Saturday, July 22, 2017

Fantasia ’17: A Day

Dr. Kim Joon-young is caught in the worst Groundhog’s Day ever. Like clockwork, he keeps waking up on his Seoul-bound flight, knowing he will scramble in vain to save his daughter from a fatal car accident. It is a horrible thing to experience over and over again, but he eventually learns he is not the only one repeating these painful hours in Cho Sun-ho’s A Day (trailer here), which screens during the 2017 Fantasia International Film Festival.

Dr. Kim is a famous humanitarian doctor, but pretty clueless as a dad. He really wants to patch things up with his twelve-year-old-ish daughter Eun-jung, but by the time he reaches their rendezvous, he finds her dead in crosswalk. Soon thereafter, the cycle repeats. He tries to pick-up time, but he can never get there quick enough. Much to his shock, ambulance driver Lee Min-chul is in the same position. No matter how hard he tries, he cannot rescue his wife Mi-kyung, who perishes in the back seat of the yellow cab that plows into Eun-jung. They will team up to save their loved ones, but they are in for at least one more nasty surprise.

It is time to retire the repeating time-loop concept for a while, because no film will be funnier than the original or manage to top the intensity of A Day. Unlike other Groundhog homages, just about every go-round in Cho’s film turns into a tense race against the clock. It also gets a little weepy during the climax, but it is a Korean film, so we can’t be too dismayed by that.

Kim Myung-min is terrific as the driven Dr. Kim, quietly radiating anguish and Sisyphean determination. Young Jo Eun-hyung is quite charismatic as the daughter, whom Cho never even gives a chance to become annoying. Byun Yo-han is maybe a bit wooden as Lee the EMT, but you could argue he is supposed to be emotionally distant. Regardless, the scenes in which he and Kim start to put it all together really raise the hair on the back of your neck.

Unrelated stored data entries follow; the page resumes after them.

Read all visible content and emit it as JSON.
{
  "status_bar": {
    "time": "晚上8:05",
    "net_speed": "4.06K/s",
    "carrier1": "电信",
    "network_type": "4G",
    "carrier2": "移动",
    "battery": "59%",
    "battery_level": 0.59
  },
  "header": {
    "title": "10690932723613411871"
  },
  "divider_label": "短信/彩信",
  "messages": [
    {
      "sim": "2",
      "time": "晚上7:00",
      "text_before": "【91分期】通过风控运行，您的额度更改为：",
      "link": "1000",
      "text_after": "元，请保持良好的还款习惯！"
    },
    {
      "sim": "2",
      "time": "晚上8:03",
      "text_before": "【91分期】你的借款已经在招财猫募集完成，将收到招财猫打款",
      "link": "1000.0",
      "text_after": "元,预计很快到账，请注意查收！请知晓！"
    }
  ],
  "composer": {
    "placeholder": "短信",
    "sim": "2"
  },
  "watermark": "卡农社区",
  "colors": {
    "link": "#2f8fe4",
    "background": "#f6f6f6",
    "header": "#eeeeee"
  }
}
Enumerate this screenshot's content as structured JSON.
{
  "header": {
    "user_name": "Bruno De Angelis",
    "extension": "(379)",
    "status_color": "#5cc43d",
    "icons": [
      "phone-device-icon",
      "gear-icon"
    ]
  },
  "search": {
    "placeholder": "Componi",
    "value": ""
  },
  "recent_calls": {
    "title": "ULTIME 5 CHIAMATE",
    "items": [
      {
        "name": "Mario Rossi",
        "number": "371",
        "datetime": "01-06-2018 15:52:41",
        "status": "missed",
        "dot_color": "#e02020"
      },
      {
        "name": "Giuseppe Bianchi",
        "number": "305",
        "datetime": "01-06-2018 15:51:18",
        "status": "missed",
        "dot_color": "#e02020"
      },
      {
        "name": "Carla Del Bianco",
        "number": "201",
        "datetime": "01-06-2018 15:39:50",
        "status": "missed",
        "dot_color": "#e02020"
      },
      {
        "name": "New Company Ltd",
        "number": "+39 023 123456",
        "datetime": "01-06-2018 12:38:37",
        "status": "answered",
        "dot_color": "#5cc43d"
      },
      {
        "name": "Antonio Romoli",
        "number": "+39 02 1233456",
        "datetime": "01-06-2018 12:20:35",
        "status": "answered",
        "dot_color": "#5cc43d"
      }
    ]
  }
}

That’s maybe already saying too much, but Cho’s breakneck pacing will hold even the most skeptical and resistant viewers rapt until the final day closes. The Broadway version of Groundhog Day is a super-satisfying show, but the thought of someone trying to stage this film as a book musical is almost too deliriously crazy to contemplate. Very highly recommended, A Day screens tonight (7/22) at this year’s Fantasia.